A Quick Guide to becoming a Marine Naturalist

Thinking of becoming a marine naturalist? You’ve come to the right place.


Let's start with understanding what a marine naturalist is. You can typically find positions on tour boats, research vessels, and museums. While duties vary by job, the main responsibilities of the naturalist is to educate and collect information about marine life. The majority of marine naturalists work on a boat and are part of the crew so on top of being the “face” of the tour, you can also expect to perform deckhand duties and insure passenger safety. In an emergency situation you would most likely be the liaison between crew and guests and therefore must be able to remain calm under pressure, or at least give the illusion of calm.




Formal education is not required to obtain a naturalist position, but you must be knowledgeable about marine life because you have to be able to identify the many species you encounter in nature. The key to becoming a great naturalist is to study. There is always something new to learn and the more you know, the better you can educate and share with your audience.
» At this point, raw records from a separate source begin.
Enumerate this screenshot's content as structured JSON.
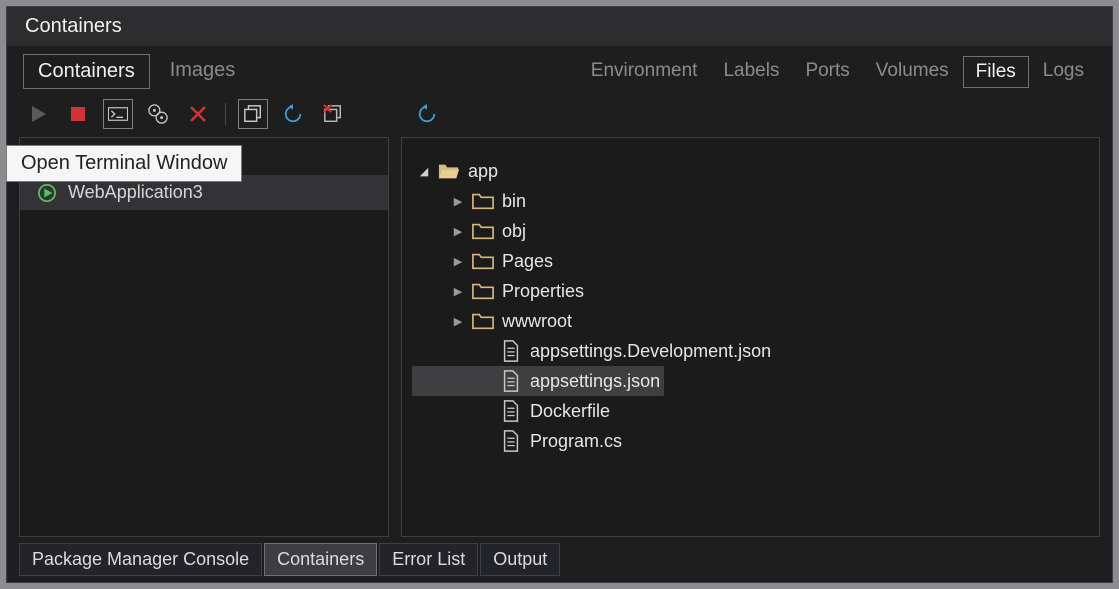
{
  "title": "Containers",
  "subtabs_left": [
    "Containers",
    "Images"
  ],
  "subtabs_left_active": 0,
  "subtabs_right": [
    "Environment",
    "Labels",
    "Ports",
    "Volumes",
    "Files",
    "Logs"
  ],
  "subtabs_right_active": 4,
  "tooltip": "Open Terminal Window",
  "left_section_header_suffix": "s",
  "container_items": [
    {
      "name": "WebApplication3",
      "running": true
    }
  ],
  "file_tree": [
    {
      "label": "app",
      "depth": 0,
      "kind": "folder-open",
      "expander": "open"
    },
    {
      "label": "bin",
      "depth": 1,
      "kind": "folder",
      "expander": "closed"
    },
    {
      "label": "obj",
      "depth": 1,
      "kind": "folder",
      "expander": "closed"
    },
    {
      "label": "Pages",
      "depth": 1,
      "kind": "folder",
      "expander": "closed"
    },
    {
      "label": "Properties",
      "depth": 1,
      "kind": "folder",
      "expander": "closed"
    },
    {
      "label": "wwwroot",
      "depth": 1,
      "kind": "folder",
      "expander": "closed"
    },
    {
      "label": "appsettings.Development.json",
      "depth": 2,
      "kind": "file",
      "expander": "none"
    },
    {
      "label": "appsettings.json",
      "depth": 2,
      "kind": "file",
      "expander": "none",
      "selected": true
    },
    {
      "label": "Dockerfile",
      "depth": 2,
      "kind": "file",
      "expander": "none"
    },
    {
      "label": "Program.cs",
      "depth": 2,
      "kind": "file",
      "expander": "none"
    }
  ],
  "bottom_tabs": [
    "Package Manager Console",
    "Containers",
    "Error List",
    "Output"
  ],
  "bottom_tabs_active": 1
}
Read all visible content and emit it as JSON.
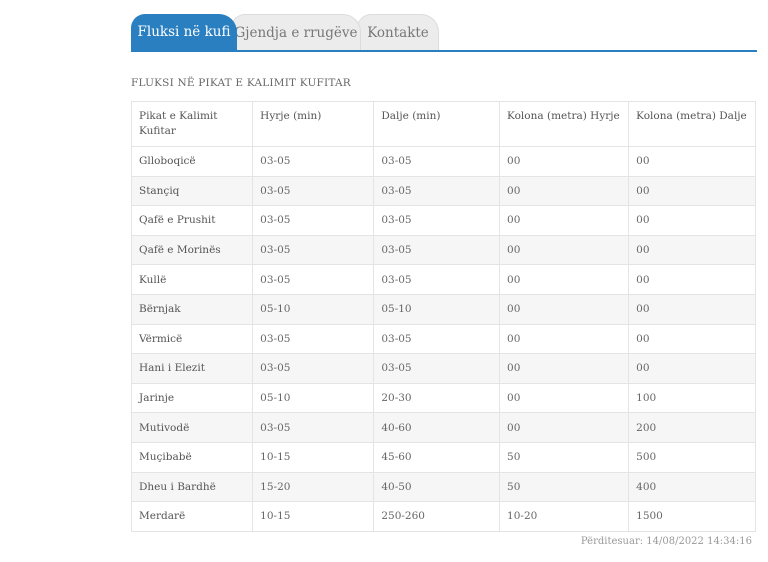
{
  "tabs": [
    {
      "label": "Fluksi në kufi",
      "active": true
    },
    {
      "label": "Gjendja e rrugëve",
      "active": false
    },
    {
      "label": "Kontakte",
      "active": false
    }
  ],
  "section_title": "FLUKSI NË PIKAT E KALIMIT KUFITAR",
  "table": {
    "headers": [
      "Pikat e Kalimit Kufitar",
      "Hyrje (min)",
      "Dalje (min)",
      "Kolona (metra) Hyrje",
      "Kolona (metra) Dalje"
    ],
    "rows": [
      [
        "Glloboqicë",
        "03-05",
        "03-05",
        "00",
        "00"
      ],
      [
        "Stançiq",
        "03-05",
        "03-05",
        "00",
        "00"
      ],
      [
        "Qafë e Prushit",
        "03-05",
        "03-05",
        "00",
        "00"
      ],
      [
        "Qafë e Morinës",
        "03-05",
        "03-05",
        "00",
        "00"
      ],
      [
        "Kullë",
        "03-05",
        "03-05",
        "00",
        "00"
      ],
      [
        "Bërnjak",
        "05-10",
        "05-10",
        "00",
        "00"
      ],
      [
        "Vërmicë",
        "03-05",
        "03-05",
        "00",
        "00"
      ],
      [
        "Hani i Elezit",
        "03-05",
        "03-05",
        "00",
        "00"
      ],
      [
        "Jarinje",
        "05-10",
        "20-30",
        "00",
        "100"
      ],
      [
        "Mutivodë",
        "03-05",
        "40-60",
        "00",
        "200"
      ],
      [
        "Muçibabë",
        "10-15",
        "45-60",
        "50",
        "500"
      ],
      [
        "Dheu i Bardhë",
        "15-20",
        "40-50",
        "50",
        "400"
      ],
      [
        "Merdarë",
        "10-15",
        "250-260",
        "10-20",
        "1500"
      ]
    ]
  },
  "updated": "Përditesuar: 14/08/2022 14:34:16",
  "colors": {
    "accent": "#2a7fc1",
    "tab_inactive": "#ececec",
    "row_alt": "#f6f6f6"
  }
}
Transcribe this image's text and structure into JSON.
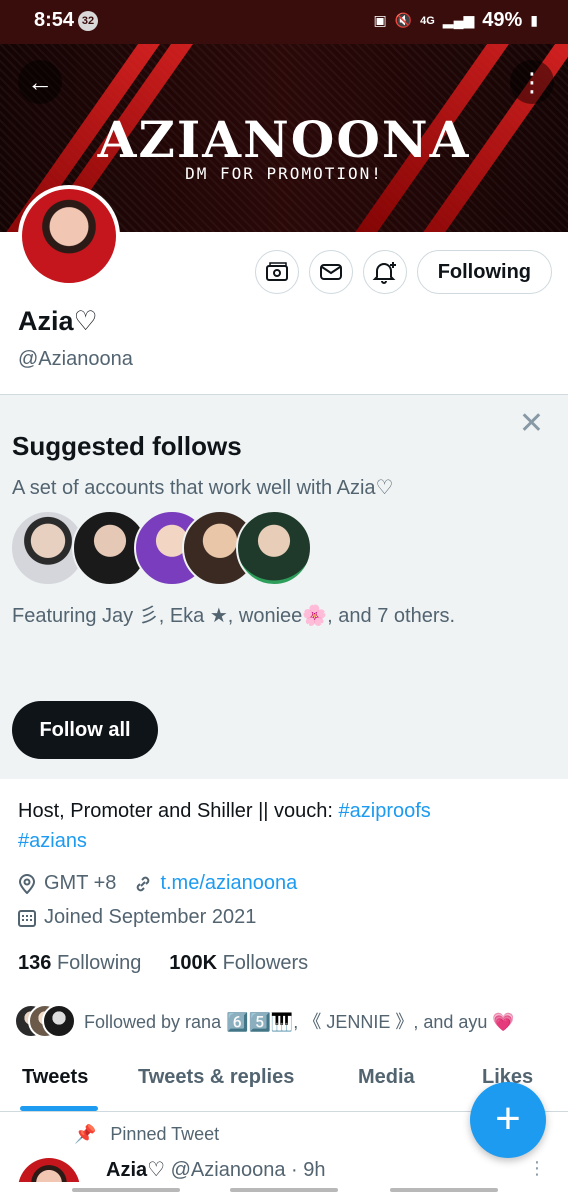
{
  "status_bar": {
    "time": "8:54",
    "notification_count": "32",
    "network": "4G",
    "battery": "49%"
  },
  "banner": {
    "title": "AZIANOONA",
    "subtitle": "DM FOR PROMOTION!"
  },
  "profile": {
    "name": "Azia♡",
    "handle": "@Azianoona",
    "follow_state": "Following"
  },
  "suggested": {
    "title": "Suggested follows",
    "description": "A set of accounts that work well with Azia♡",
    "featuring": "Featuring Jay 彡, Eka ★, woniee🌸, and 7 others.",
    "follow_all_label": "Follow all"
  },
  "bio": {
    "text": "Host, Promoter and Shiller || vouch: ",
    "hashtag1": "#aziproofs",
    "hashtag2": "#azians"
  },
  "meta": {
    "location": "GMT +8",
    "link": "t.me/azianoona",
    "joined": "Joined September 2021"
  },
  "counts": {
    "following_num": "136",
    "following_label": "Following",
    "followers_num": "100K",
    "followers_label": "Followers"
  },
  "followed_by": "Followed by rana 6️⃣5️⃣🎹, 《 JENNIE 》, and ayu 💗",
  "tabs": [
    "Tweets",
    "Tweets & replies",
    "Media",
    "Likes"
  ],
  "pinned": {
    "label": "Pinned Tweet",
    "author_name": "Azia♡",
    "author_meta": "@Azianoona · 9h"
  },
  "colors": {
    "accent": "#1d9bf0",
    "banner_red": "#c4161c",
    "muted_text": "#536471"
  }
}
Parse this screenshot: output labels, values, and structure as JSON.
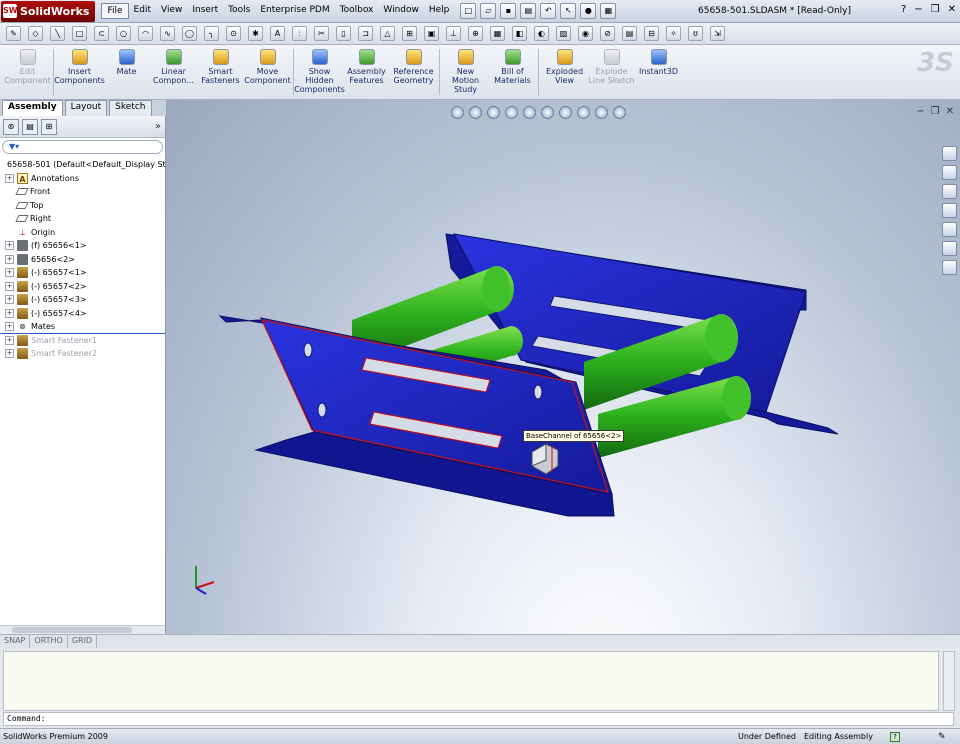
{
  "app": {
    "name": "SolidWorks",
    "document_title": "65658-501.SLDASM * [Read-Only]"
  },
  "menu": [
    "File",
    "Edit",
    "View",
    "Insert",
    "Tools",
    "Enterprise PDM",
    "Toolbox",
    "Window",
    "Help"
  ],
  "command_manager": [
    {
      "label": "Edit Component",
      "enabled": false
    },
    {
      "label": "Insert Components",
      "enabled": true
    },
    {
      "label": "Mate",
      "enabled": true
    },
    {
      "label": "Linear Compon...",
      "enabled": true
    },
    {
      "label": "Smart Fasteners",
      "enabled": true
    },
    {
      "label": "Move Component",
      "enabled": true
    },
    {
      "label": "Show Hidden Components",
      "enabled": true
    },
    {
      "label": "Assembly Features",
      "enabled": true
    },
    {
      "label": "Reference Geometry",
      "enabled": true
    },
    {
      "label": "New Motion Study",
      "enabled": true
    },
    {
      "label": "Bill of Materials",
      "enabled": true
    },
    {
      "label": "Exploded View",
      "enabled": true
    },
    {
      "label": "Explode Line Sketch",
      "enabled": false
    },
    {
      "label": "Instant3D",
      "enabled": true
    }
  ],
  "tabs": [
    "Assembly",
    "Layout",
    "Sketch"
  ],
  "tree": {
    "root": "65658-501  (Default<Default_Display St",
    "items": [
      {
        "label": "Annotations",
        "type": "anno",
        "expandable": true
      },
      {
        "label": "Front",
        "type": "plane",
        "expandable": false
      },
      {
        "label": "Top",
        "type": "plane",
        "expandable": false
      },
      {
        "label": "Right",
        "type": "plane",
        "expandable": false
      },
      {
        "label": "Origin",
        "type": "origin",
        "expandable": false
      },
      {
        "label": "(f) 65656<1>",
        "type": "fixed",
        "expandable": true
      },
      {
        "label": "65656<2>",
        "type": "fixed",
        "expandable": true
      },
      {
        "label": "(-) 65657<1>",
        "type": "part",
        "expandable": true
      },
      {
        "label": "(-) 65657<2>",
        "type": "part",
        "expandable": true
      },
      {
        "label": "(-) 65657<3>",
        "type": "part",
        "expandable": true
      },
      {
        "label": "(-) 65657<4>",
        "type": "part",
        "expandable": true
      },
      {
        "label": "Mates",
        "type": "mates",
        "expandable": true
      },
      {
        "label": "Smart Fastener1",
        "type": "grey",
        "expandable": true
      },
      {
        "label": "Smart Fastener2",
        "type": "grey",
        "expandable": true
      }
    ]
  },
  "graphics": {
    "tooltip": "BaseChannel of 65656<2>",
    "colors": {
      "channel": "#1c24c8",
      "rod": "#1fa81a",
      "background": "#b8c3d6"
    }
  },
  "snapbar": [
    "SNAP",
    "ORTHO",
    "GRID"
  ],
  "command_line": {
    "prompt": "Command:"
  },
  "status": {
    "product": "SolidWorks Premium 2009",
    "definition": "Under Defined",
    "mode": "Editing Assembly"
  }
}
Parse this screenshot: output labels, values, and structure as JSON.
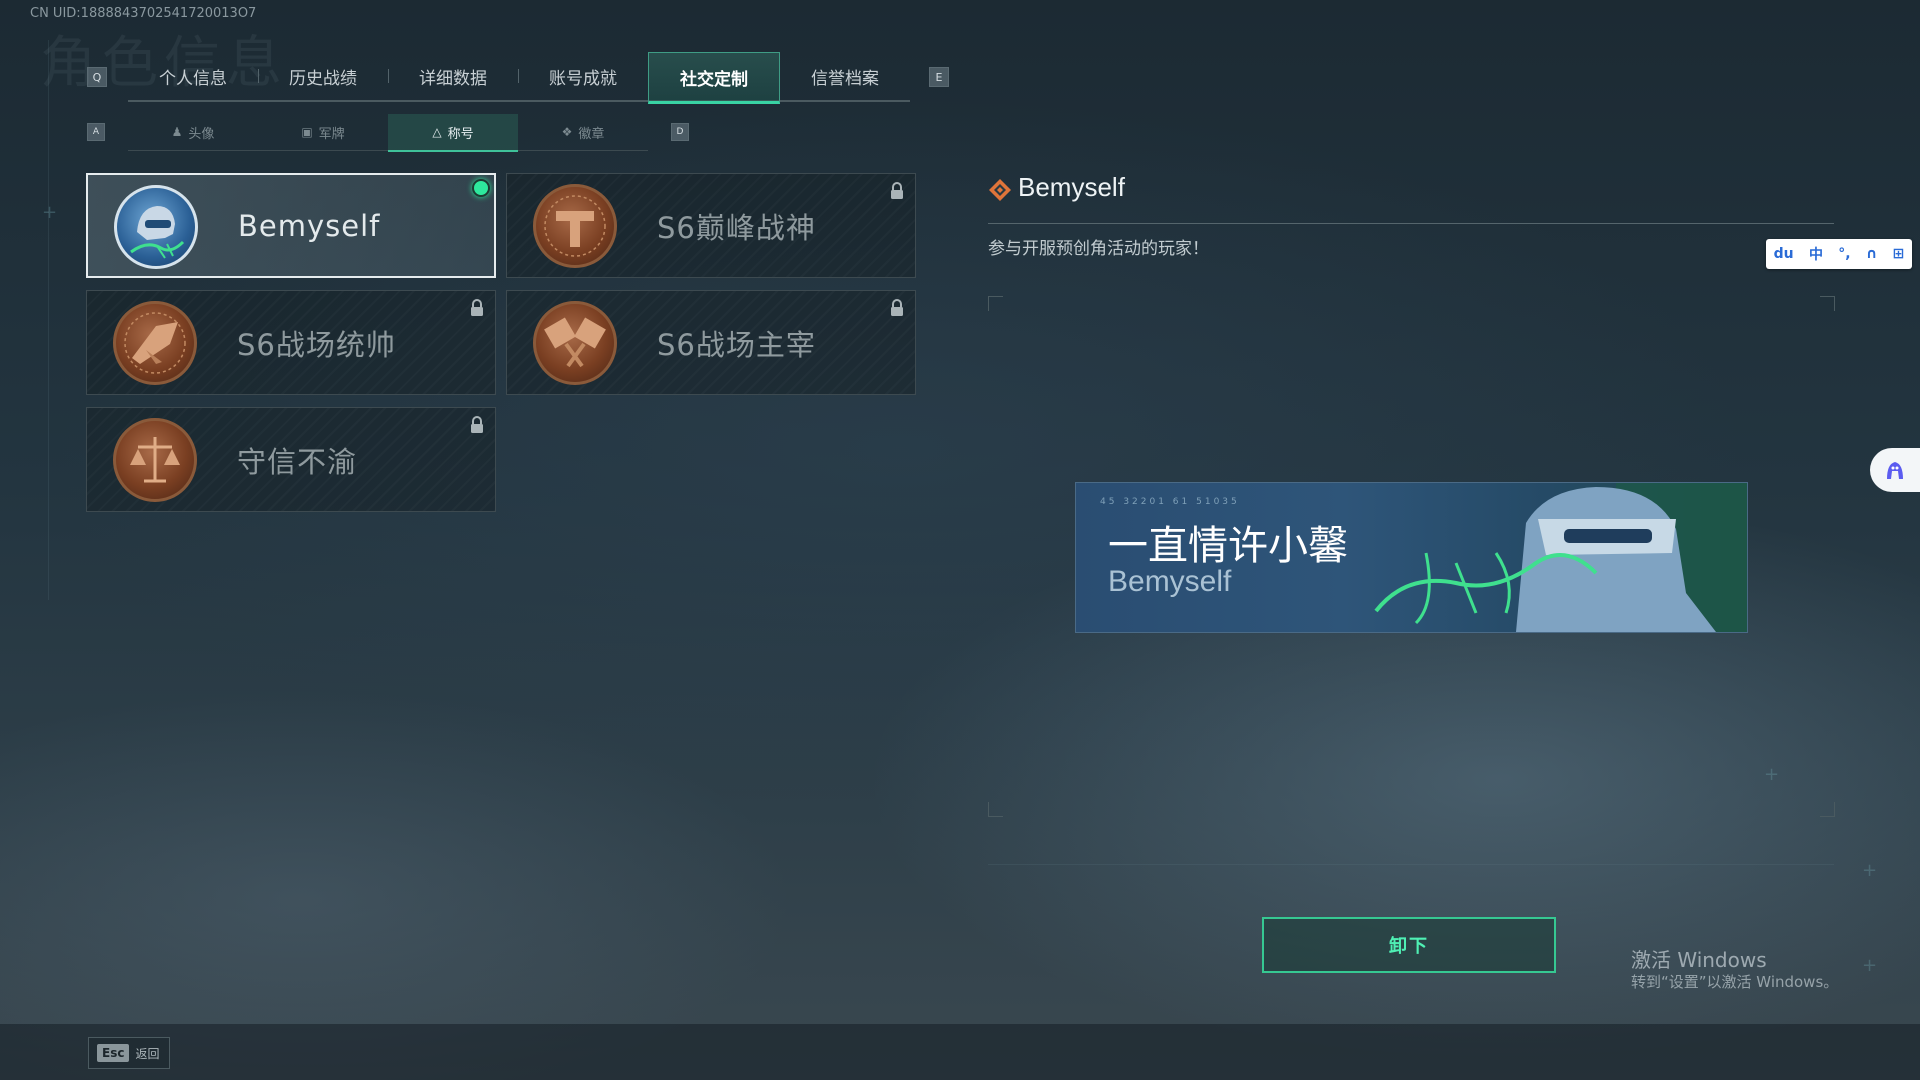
{
  "uid_text": "CN UID:1888843702541720013O7",
  "top_tabs": {
    "left_key": "Q",
    "right_key": "E",
    "items": [
      {
        "label": "个人信息"
      },
      {
        "label": "历史战绩"
      },
      {
        "label": "详细数据"
      },
      {
        "label": "账号成就"
      },
      {
        "label": "社交定制"
      },
      {
        "label": "信誉档案"
      }
    ],
    "active_index": 4
  },
  "sub_tabs": {
    "left_key": "A",
    "right_key": "D",
    "items": [
      {
        "label": "头像",
        "icon": "person-icon"
      },
      {
        "label": "军牌",
        "icon": "dogtag-icon"
      },
      {
        "label": "称号",
        "icon": "triangle-emblem-icon"
      },
      {
        "label": "徽章",
        "icon": "badge-icon"
      }
    ],
    "active_index": 2
  },
  "titles": [
    {
      "name": "Bemyself",
      "emblem": "soldier-signature-emblem",
      "selected": true,
      "equipped": true,
      "locked": false
    },
    {
      "name": "S6巅峰战神",
      "emblem": "bronze-t-emblem",
      "selected": false,
      "equipped": false,
      "locked": true
    },
    {
      "name": "S6战场统帅",
      "emblem": "bronze-jet-emblem",
      "selected": false,
      "equipped": false,
      "locked": true
    },
    {
      "name": "S6战场主宰",
      "emblem": "bronze-hammers-emblem",
      "selected": false,
      "equipped": false,
      "locked": true
    },
    {
      "name": "守信不渝",
      "emblem": "bronze-scales-emblem",
      "selected": false,
      "equipped": false,
      "locked": true
    }
  ],
  "detail": {
    "title": "Bemyself",
    "description": "参与开服预创角活动的玩家！",
    "icon": "orange-diamond-icon"
  },
  "banner": {
    "code_text": "45 32201   61 51035",
    "player_name": "一直情许小馨",
    "title_name": "Bemyself"
  },
  "actions": {
    "unequip_label": "卸下",
    "esc_key": "Esc",
    "esc_label": "返回"
  },
  "windows_watermark": {
    "line1": "激活 Windows",
    "line2": "转到“设置”以激活 Windows。"
  },
  "ime_toolbar": {
    "items": [
      "du",
      "中",
      "°,",
      "∩",
      "⊞"
    ]
  },
  "colors": {
    "accent_green": "#39d3a4",
    "equipped_dot": "#2ee89d",
    "bronze": "#7a3f22",
    "detail_icon": "#e0753a"
  }
}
Part of being a great naturalist means being lively and entertaining your tour group so public speaking skills is another must for this position. We have all had a boring tour guide and that's the last thing you want to be remembered as. Some ways to better your skills are to give a tour to people you trust and then ask for their critique. You can also film yourself then watch it back- if it starts to bore you then you’re most likely boring your guests. If you can handle the harsh criticism of the internet, consider making some educational content. The point is, the more practice you get the better you’ll become.


If the last paragraph started to discourage you, you are not alone. My advice to you is to find a tour position. My first official marine naturalist position was on a whale watching tour boat and I had proper training with reading materials provided to me. During training, I was working with someone and didn’t have to work alone, at least not until I was ready. Having someone there to help you and share their knowledge is fundamental. On a tour, you also become more comfortable talking in front of an audience. Once you gain experience, you can apply to more research related opportunities if you choose.


On a research team a naturalist’s position is typically species identification and activity documentation. These are usually short-term positions as you are hired for the data collecting portion of the research which tends to be fairly short. However with proper planning and connections this can be a constant career.


If you enjoy sharing your love & knowledge of the ocean then becoming a marine naturalist might be for you.